1.25kg braising steak
150g rindless lean smoked back bacon (about 5 rashers)
1 tbsp of sunflower oil
2 medium onions, finely chopped
3 garlic cloves, crushed
300ml of red wine
2 tbsp tomato puree
500ml of cold water (I didn't add this, just used more wine)
1 beef stock cube
2 large bay leaves
400g small shallots
3 bushy sprigs of thyme (I didn't have this)
250g button mushrooms, wiped and halved
2 tbsp cornflour
2 tbsp cold water
freshly chopped parsley to garnish (optional)
flaked sea salt
freshly ground black pepper
Preheat the oven to 170ºC. Trim the braising steak of any fat and cut into chunky pieces, each about 4cm. Season the beef really well with salt and freshly ground black pepper. Trim the bacon of any visible fat and cut into 2cm wide strips.

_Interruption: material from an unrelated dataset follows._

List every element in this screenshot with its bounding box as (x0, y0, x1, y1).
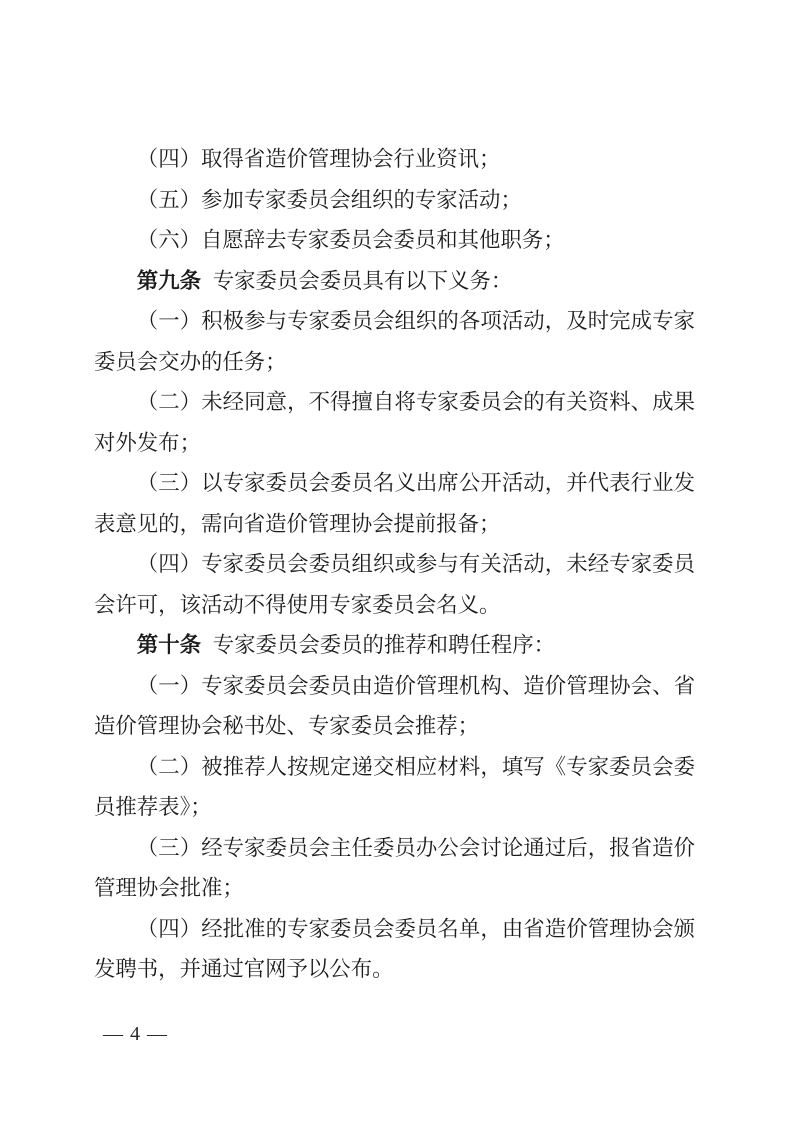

Heat the oil in a large casserole dish. Fry the beef and bacon over a meduim heat for 3 minutes until lightly browned on all sides, turning every now and then.
Add the onion and garlic to the dish and fry for 2 minutes more. Pour over the the wine and stir in the tomato puree and water. Crumble over the stock cube, add the herbs and bring to a simmer. Stir well and cover with a lid and transfer to the oven. Cook for 1½ hours.
While the beef is cooking, peel the shallots.
Take the casserole out of the oven and stir in the shallots and mushrooms. Return to the oven for a further 45 minutes or until the beef is completely tender.
Mix the cornflour with 2 tablespoons of water until smooth and stir this into the casserole. Place the dish on the hob and simmer for 1-2 minutes until thickened, stirring occasionally. Don't stir too much or the beef could fall apart.
Adjust the seaseonong to taste, sprinkle with the fresh parsely and serve with small portion of rice or mashed potatoes and green beans.